M. Christian Estrosi, ministre chargé de l'industrie.  - L'aide aux chômeurs créateurs ou repreneurs d'entreprise, gérée par le ministère de l'emploi, consiste en une exonération de cotisations sociales ; 137 000 chômeurs en ont bénéficié l'an passé. Depuis le 1er décembre 2007, les CFE peuvent recevoir les demandes d'exonération de cotisation, qui doivent leur être adressées dans un délai de 45 jours maximum après le dépôt de l'aide elle-même, ce qu'ils sont libres de vérifier en exigeant un récépissé du dépôt de la demande. Après s'être assuré que le dossier est complet, le CFE doit le transmettre à l'Urssaf dans un délai de 24 heures et l'Urssaf statue alors dans un délai d'un mois, conformément au code du travail. Le CFE doit s'assurer que le dossier est complet, qu'il comporte en particulier l'attestation de l'Urssaf ; la procédure est strictement encadrée pour assurer que le demandeur satisfait bien aux conditions d'octroi de l'exonération de charges sociales. Les CFE ne font qu'appliquer les règles, sans ajouter de conditions : tous les dossiers complets sont transmis aux Urssaf.

Mme Anne-Marie Escoffier.  - Vous rappelez les règles générales alors que je vous interrogeais sur le cas de chômeurs qui n'ont pu obtenir à temps certains documents et qui ne peuvent communiquer dans les délais leur dossier complet au CFE. Je vous réinterrogerai par écrit.

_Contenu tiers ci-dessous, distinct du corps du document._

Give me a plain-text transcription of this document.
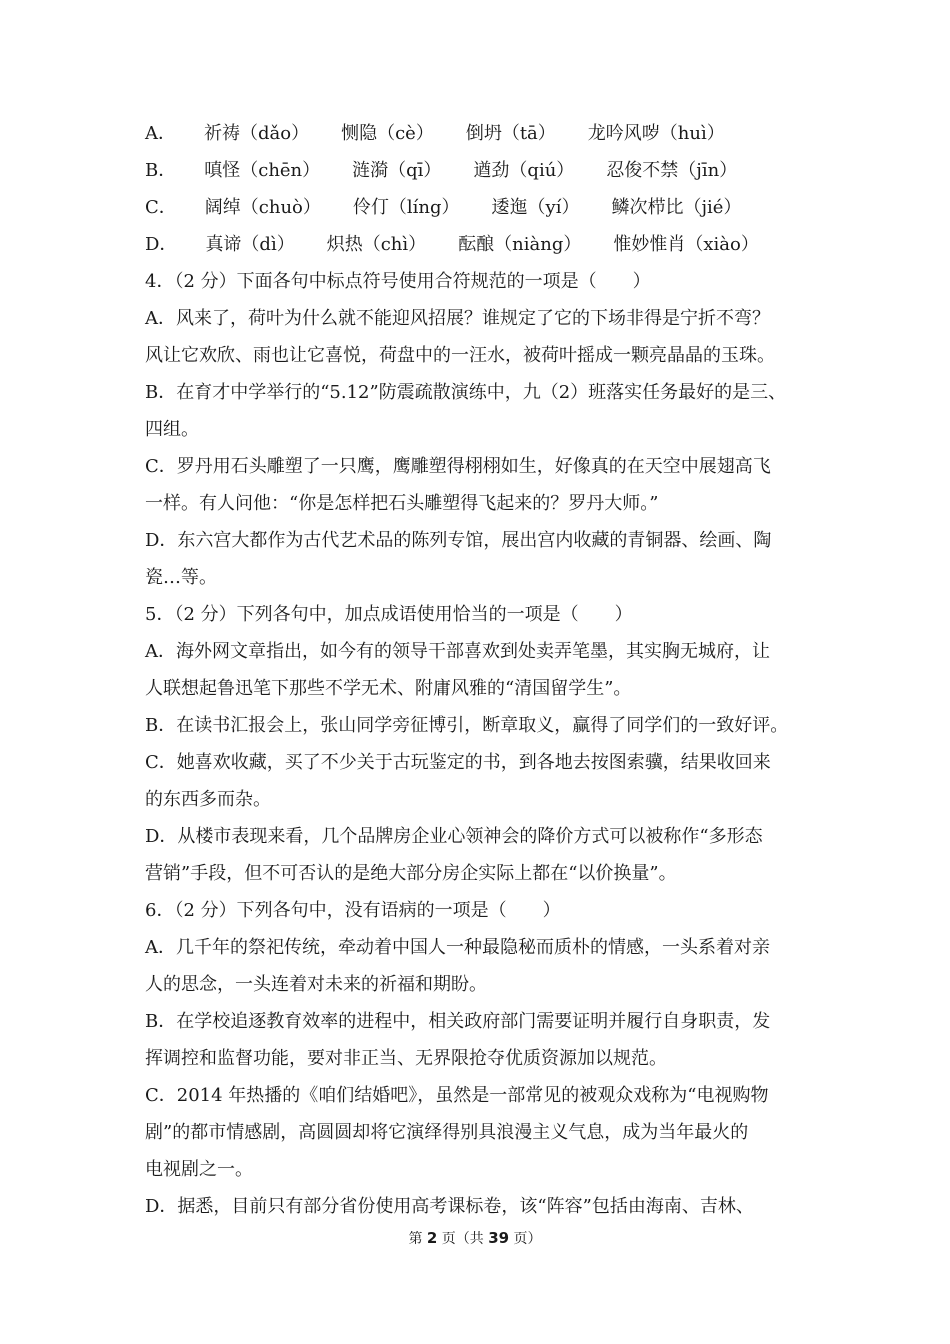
A． 祈祷（dǎo） 恻隐（cè） 倒坍（tā） 龙吟风哕（huì）
B． 嗔怪（chēn） 涟漪（qī） 遒劲（qiú） 忍俊不禁（jīn）
C． 阔绰（chuò） 伶仃（líng） 逶迤（yí） 鳞次栉比（jié）
D． 真谛（dì） 炽热（chì） 酝酿（niàng） 惟妙惟肖（xiào）
4．（2 分）下面各句中标点符号使用合符规范的一项是（　　）
A．风来了，荷叶为什么就不能迎风招展？谁规定了它的下场非得是宁折不弯？
风让它欢欣、雨也让它喜悦，荷盘中的一汪水，被荷叶摇成一颗亮晶晶的玉珠。
B．在育才中学举行的“5.12”防震疏散演练中，九（2）班落实任务最好的是三、
四组。
C．罗丹用石头雕塑了一只鹰，鹰雕塑得栩栩如生，好像真的在天空中展翅高飞
一样。有人问他：“你是怎样把石头雕塑得飞起来的？罗丹大师。”
D．东六宫大都作为古代艺术品的陈列专馆，展出宫内收藏的青铜器、绘画、陶
瓷…等。
5．（2 分）下列各句中，加点成语使用恰当的一项是（　　）
A．海外网文章指出，如今有的领导干部喜欢到处卖弄笔墨，其实胸无城府，让
人联想起鲁迅笔下那些不学无术、附庸风雅的“清国留学生”。
B．在读书汇报会上，张山同学旁征博引，断章取义，赢得了同学们的一致好评。
C．她喜欢收藏，买了不少关于古玩鉴定的书，到各地去按图索骥，结果收回来
的东西多而杂。
D．从楼市表现来看，几个品牌房企业心领神会的降价方式可以被称作“多形态
营销”手段，但不可否认的是绝大部分房企实际上都在“以价换量”。
6．（2 分）下列各句中，没有语病的一项是（　　）
A．几千年的祭祀传统，牵动着中国人一种最隐秘而质朴的情感，一头系着对亲
人的思念，一头连着对未来的祈福和期盼。
B．在学校追逐教育效率的进程中，相关政府部门需要证明并履行自身职责，发
挥调控和监督功能，要对非正当、无界限抢夺优质资源加以规范。
C．2014 年热播的《咱们结婚吧》，虽然是一部常见的被观众戏称为“电视购物
剧”的都市情感剧，高圆圆却将它演绎得别具浪漫主义气息，成为当年最火的
电视剧之一。
D．据悉，目前只有部分省份使用高考课标卷，该“阵容”包括由海南、吉林、
第 2 页（共 39 页）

Avenir de l'usine First Aquitaine Industrie de Blanquefort

M. Alain Anziani.  - En reprenant l'an passé le site de l'usine Ford de Blanquefort, spécialisée dans la fabrication de boîtes de vitesses automatiques, la société allemande HZ Holding annonçait son intention d'y maintenir la plupart des 1 600 emplois. Depuis, la seule certitude est que Ford va y cesser son activité l'an prochain : les salariés, les sous-traitants et les élus s'inquiètent ! Le repreneur projette d'y produire des pièces d'éoliennes mais il lui faut trouver 50 millions, que les banques rechignent à lui prêter malgré l'intervention répétée de Mme Lagarde et des collectivités locales.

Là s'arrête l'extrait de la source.